Dulu saat kami masih kecil hingga duduk di bangku SMA. Ibu sering berucap begini (dalam Bahasa Banjar) “Sudah handak tabahera, hanyar bacari lubang!” kalau dalam Bahasa Indonesia begini “Sudah hampir B.A.B, baru mencari lubang!” Beliau berucap seperti itu setiap kami kalang kabut mengerjakan sesuatu, entah itu PR atau Tugas Keterampilan yang dikerjakan di rumah, atau besok harus membawa sesuatu ke sekolah.

Sering kali, kami —karena keasyikan bermain— lupa lalu panik atau kalang kabut, karena belum mengerjakan apa yang ditugaskan oleh guru di sekolah, ibu akan menghujani kami dengan ucapan seperti itu. Yah, memang terkadang hal-hal semacam itu tidak dipersiapkan sejak awal, selagi masih banyak waktu. Dan, ketika sudah dekat atau besok adalah Hari H-nya, baru sibuk, panik, gelisah, kalang kabut, terjaga sepanjang malam, dan akhirnya besoknya bangun kesiangan.

Namun, seiring berjalannya waktu—dan, kami sudah punya tugas masing-masing. Hal yang diucapkan ibu memang benar. Setidaknya —untuk saya— sekarang, melihat atau mengamati anak-anak di sekolah tempat saya bertugas sekarang. Jadi senyum-senyum sendiri, seakan-akan saya melihat bagaimana saya dan adik-adik saya dulu.

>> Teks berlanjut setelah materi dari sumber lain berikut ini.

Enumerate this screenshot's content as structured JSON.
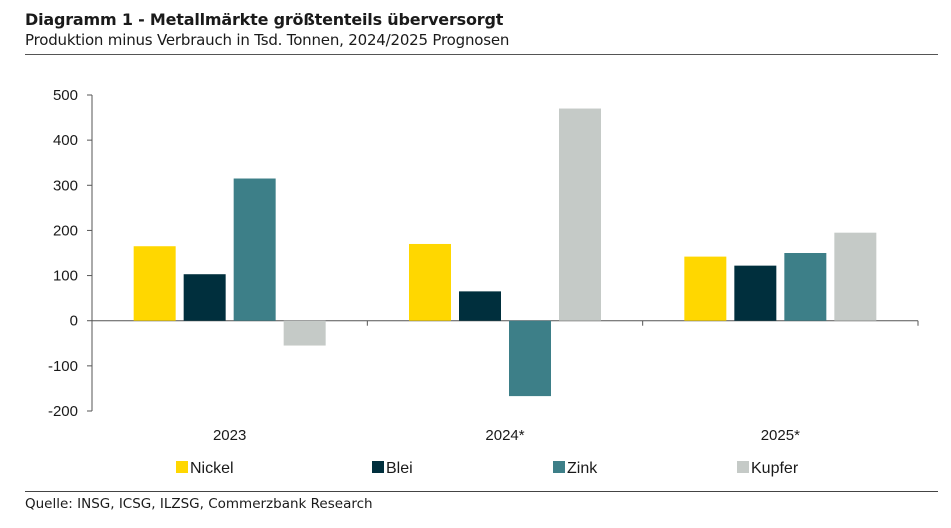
{
  "header": {
    "title": "Diagramm 1 - Metallmärkte größtenteils überversorgt",
    "subtitle": "Produktion minus Verbrauch in Tsd. Tonnen, 2024/2025 Prognosen"
  },
  "footer": {
    "source": "Quelle: INSG, ICSG, ILZSG, Commerzbank Research"
  },
  "chart_data": {
    "type": "bar",
    "categories": [
      "2023",
      "2024*",
      "2025*"
    ],
    "series": [
      {
        "name": "Nickel",
        "color": "#FFD700",
        "values": [
          165,
          170,
          142
        ]
      },
      {
        "name": "Blei",
        "color": "#002F3D",
        "values": [
          103,
          65,
          122
        ]
      },
      {
        "name": "Zink",
        "color": "#3D7F88",
        "values": [
          315,
          -167,
          150
        ]
      },
      {
        "name": "Kupfer",
        "color": "#C5CAC7",
        "values": [
          -55,
          470,
          195
        ]
      }
    ],
    "ylim": [
      -200,
      500
    ],
    "yticks": [
      500,
      400,
      300,
      200,
      100,
      0,
      -100,
      -200
    ],
    "ytick_labels": [
      "500",
      "400",
      "300",
      "200",
      "100",
      "0",
      "-100",
      "-200"
    ],
    "grid": false,
    "legend": "bottom"
  }
}
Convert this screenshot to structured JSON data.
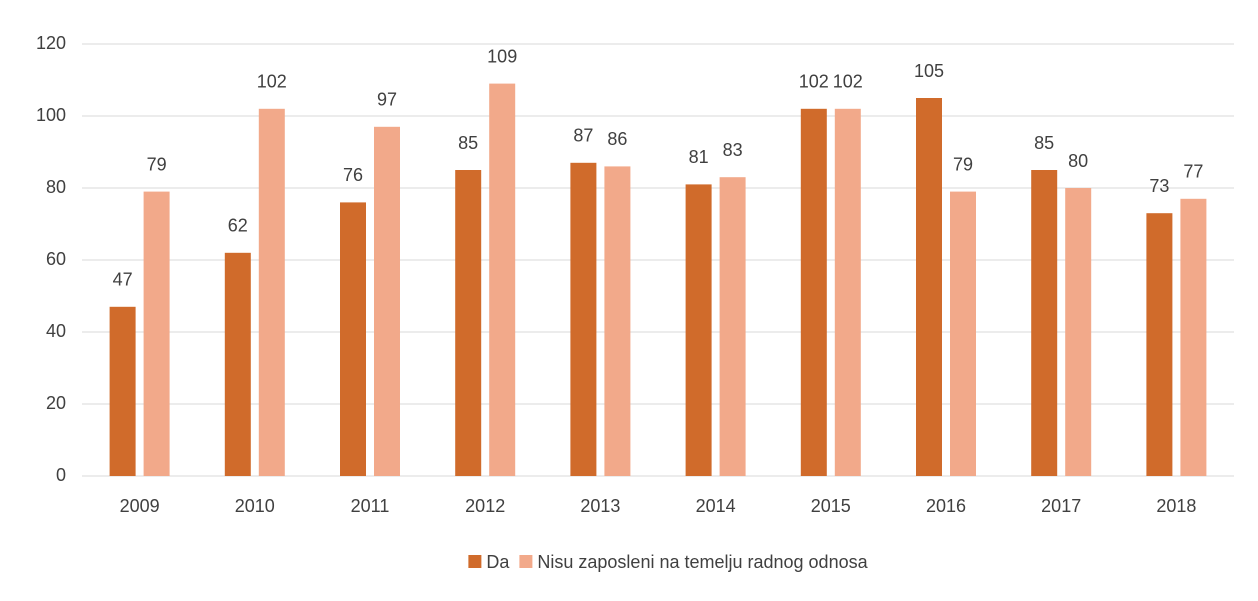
{
  "chart_data": {
    "type": "bar",
    "categories": [
      "2009",
      "2010",
      "2011",
      "2012",
      "2013",
      "2014",
      "2015",
      "2016",
      "2017",
      "2018"
    ],
    "series": [
      {
        "name": "Da",
        "color": "#d06b2b",
        "values": [
          47,
          62,
          76,
          85,
          87,
          81,
          102,
          105,
          85,
          73
        ]
      },
      {
        "name": "Nisu zaposleni na temelju radnog odnosa",
        "color": "#f2a98a",
        "values": [
          79,
          102,
          97,
          109,
          86,
          83,
          102,
          79,
          80,
          77
        ]
      }
    ],
    "ylim": [
      0,
      120
    ],
    "yticks": [
      0,
      20,
      40,
      60,
      80,
      100,
      120
    ],
    "grid": true,
    "legend": "bottom"
  }
}
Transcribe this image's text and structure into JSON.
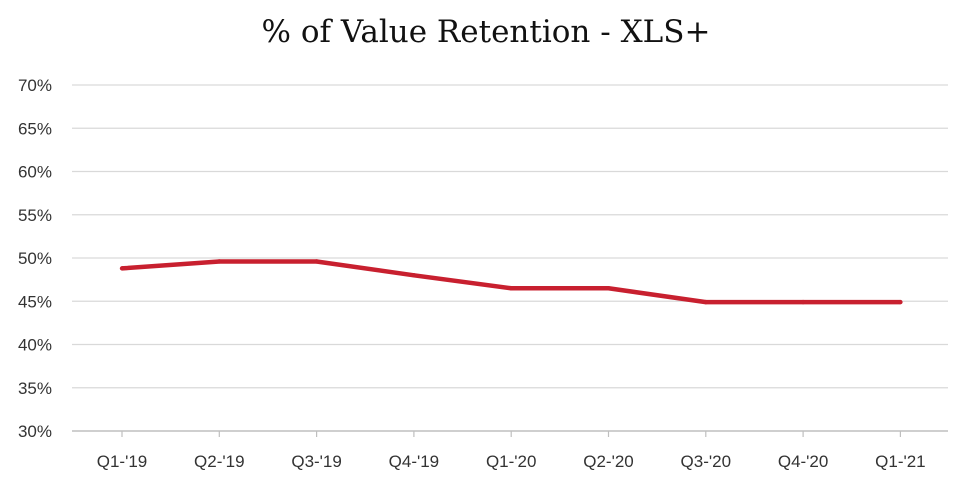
{
  "chart_data": {
    "type": "line",
    "title": "% of Value Retention - XLS+",
    "xlabel": "",
    "ylabel": "",
    "categories": [
      "Q1-'19",
      "Q2-'19",
      "Q3-'19",
      "Q4-'19",
      "Q1-'20",
      "Q2-'20",
      "Q3-'20",
      "Q4-'20",
      "Q1-'21"
    ],
    "series": [
      {
        "values": [
          48.8,
          49.6,
          49.6,
          48.0,
          46.5,
          46.5,
          44.9,
          44.9,
          44.9
        ]
      }
    ],
    "ylim": [
      30,
      70
    ],
    "y_ticks": [
      30,
      35,
      40,
      45,
      50,
      55,
      60,
      65,
      70
    ],
    "y_tick_labels": [
      "30%",
      "35%",
      "40%",
      "45%",
      "50%",
      "55%",
      "60%",
      "65%",
      "70%"
    ],
    "grid": true,
    "legend": "none",
    "colors": {
      "line": "#c8202f",
      "grid": "#d9d9d9",
      "axis": "#bfbfbf"
    }
  }
}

Kalau dalam Ilmu Sosiologi, ada yang namanya Teori Cermin Diri (Looking Glass Self) yang dikemukakan oleh Charles Horton Cooley, seorang Sosiolog dari Amerika. Dia menyatakan bahwa “Diri seseorang tumbuh dari interaksi antar masyarakat dan persepsi orang lain. Istilah ini mengacu kepada orang-orang membentuk diri berdasarkan persepsi orang lain, yang memimpin orang-orang untuk memperkuat perspektif orang lain pada diri mereka sendiri.” Dia juga membuat suatu kesimpulan dalam pernyataannya: “I am not what I think I am and I am not what you think I am; I am what I think that you think I am.”

Looking Glass Self

Ilustrasi: Looking Glass Self Theory

Jika dihubungkan dengan teori tersebut, melihat atau mengamati mereka sekarang, seperti melihat atau mengamati saya dulu (saat masih anak-anak).

Nah, apa yang Anda ingat tentang ucapan Ibu Anda?